In the future I plan on adding more configuration options to this document so that indexing can be controlled from Futon etc. At the moment the interaction is limited to just specifying views to be indexed.

The reason for changing semantics from any specified views in any design document to all views in a single document are two fold. First it makes the index reset semantics a lot easier to think about. Second, it allows us to extend the awesomeness of Lucene querying a crap load further.

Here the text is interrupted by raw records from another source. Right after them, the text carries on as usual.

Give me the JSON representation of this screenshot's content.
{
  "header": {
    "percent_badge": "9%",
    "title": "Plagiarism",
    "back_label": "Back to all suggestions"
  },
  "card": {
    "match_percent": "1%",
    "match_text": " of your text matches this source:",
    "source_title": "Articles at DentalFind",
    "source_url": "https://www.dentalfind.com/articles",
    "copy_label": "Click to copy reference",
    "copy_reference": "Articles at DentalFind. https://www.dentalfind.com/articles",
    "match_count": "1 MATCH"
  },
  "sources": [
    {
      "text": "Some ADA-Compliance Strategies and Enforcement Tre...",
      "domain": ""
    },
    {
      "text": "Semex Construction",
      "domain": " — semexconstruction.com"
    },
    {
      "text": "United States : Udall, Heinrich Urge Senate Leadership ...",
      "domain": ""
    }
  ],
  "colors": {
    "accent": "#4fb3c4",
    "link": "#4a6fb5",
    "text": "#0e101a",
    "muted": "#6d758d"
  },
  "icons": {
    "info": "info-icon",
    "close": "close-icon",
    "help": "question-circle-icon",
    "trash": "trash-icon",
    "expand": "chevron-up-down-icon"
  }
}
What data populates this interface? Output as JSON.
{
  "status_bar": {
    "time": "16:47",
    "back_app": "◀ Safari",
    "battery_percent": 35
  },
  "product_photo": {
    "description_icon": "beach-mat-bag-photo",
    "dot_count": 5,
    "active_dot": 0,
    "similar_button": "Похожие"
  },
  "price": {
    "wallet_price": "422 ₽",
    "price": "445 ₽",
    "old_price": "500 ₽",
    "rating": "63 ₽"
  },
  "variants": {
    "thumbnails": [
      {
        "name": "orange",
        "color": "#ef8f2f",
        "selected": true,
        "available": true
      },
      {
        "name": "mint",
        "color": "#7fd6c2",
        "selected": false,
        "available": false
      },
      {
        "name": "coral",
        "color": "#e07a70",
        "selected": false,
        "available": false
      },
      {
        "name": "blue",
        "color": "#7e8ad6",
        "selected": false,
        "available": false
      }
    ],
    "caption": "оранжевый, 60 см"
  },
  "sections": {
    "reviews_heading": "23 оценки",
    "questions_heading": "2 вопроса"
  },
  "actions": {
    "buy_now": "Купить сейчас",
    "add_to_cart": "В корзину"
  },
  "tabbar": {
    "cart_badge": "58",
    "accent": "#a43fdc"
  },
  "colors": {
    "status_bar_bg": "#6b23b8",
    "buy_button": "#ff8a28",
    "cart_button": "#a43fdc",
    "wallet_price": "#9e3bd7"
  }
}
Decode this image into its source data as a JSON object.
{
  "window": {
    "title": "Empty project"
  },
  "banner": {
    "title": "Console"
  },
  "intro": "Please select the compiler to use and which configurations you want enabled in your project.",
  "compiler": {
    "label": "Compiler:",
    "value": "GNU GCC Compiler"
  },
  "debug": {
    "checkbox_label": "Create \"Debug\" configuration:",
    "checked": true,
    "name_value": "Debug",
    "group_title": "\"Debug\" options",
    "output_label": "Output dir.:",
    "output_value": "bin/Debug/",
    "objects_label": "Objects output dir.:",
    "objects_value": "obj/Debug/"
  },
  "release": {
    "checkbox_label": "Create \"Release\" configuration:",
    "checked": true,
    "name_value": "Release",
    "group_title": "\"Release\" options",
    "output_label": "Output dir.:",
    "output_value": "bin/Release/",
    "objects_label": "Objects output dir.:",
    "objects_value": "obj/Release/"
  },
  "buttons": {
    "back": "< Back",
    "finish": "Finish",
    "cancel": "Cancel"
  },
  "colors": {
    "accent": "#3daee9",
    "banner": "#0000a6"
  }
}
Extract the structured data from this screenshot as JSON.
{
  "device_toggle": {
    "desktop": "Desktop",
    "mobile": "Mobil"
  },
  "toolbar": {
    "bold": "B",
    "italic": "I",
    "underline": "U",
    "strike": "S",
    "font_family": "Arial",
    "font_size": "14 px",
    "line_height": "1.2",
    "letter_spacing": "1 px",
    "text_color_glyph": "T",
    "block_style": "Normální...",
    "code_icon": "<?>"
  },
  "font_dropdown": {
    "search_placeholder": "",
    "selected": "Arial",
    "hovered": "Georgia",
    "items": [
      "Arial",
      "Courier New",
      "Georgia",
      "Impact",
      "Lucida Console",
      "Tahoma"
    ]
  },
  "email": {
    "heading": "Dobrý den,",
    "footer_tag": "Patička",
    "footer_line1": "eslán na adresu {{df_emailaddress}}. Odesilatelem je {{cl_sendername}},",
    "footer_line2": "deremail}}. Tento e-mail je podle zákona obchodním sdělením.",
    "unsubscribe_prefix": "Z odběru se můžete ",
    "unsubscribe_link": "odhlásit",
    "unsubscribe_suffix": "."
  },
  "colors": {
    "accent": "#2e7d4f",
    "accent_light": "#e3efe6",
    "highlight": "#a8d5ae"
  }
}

For instance, if your _design/lucene document specifies two views foo and bar you can use the standard Lucene syntax like foo:plankton AND bar:goat to get back the intersection of those two views. In the future I can see adding support for numbers to support numeric range queries. Technically, if you emit string sortable dates, you can already do date ranges.

Caveats

At the moment, Lucene indexes are reset every time the _design/lucene revision changes. Obviously this is sub-par and will change eventually, but I didn't have the brain power to consider all that was necessary to track when coding that bit.

Querying

After the rewrite, querying should be a crapload more efficient. I'm caching all of the Lucene objects in an LRU cache so things should keep pretty quick.

For Lucene People

Right now I'm not using any of the extra fancy features in Lucene and the few conversations I've had about Lucene internals make me realize that I'm probably doing some fairly nasty things. If you know Lucene and have some time please take a look at org.apache.couchdb.lucene.Index and send me any comments about things I should be doing to make stuff suck less.

Java People

My Java is probably less than awesome. Any of you out there that feels like helping out with this project, please for the love of god start sending me pull requests on github. That is all.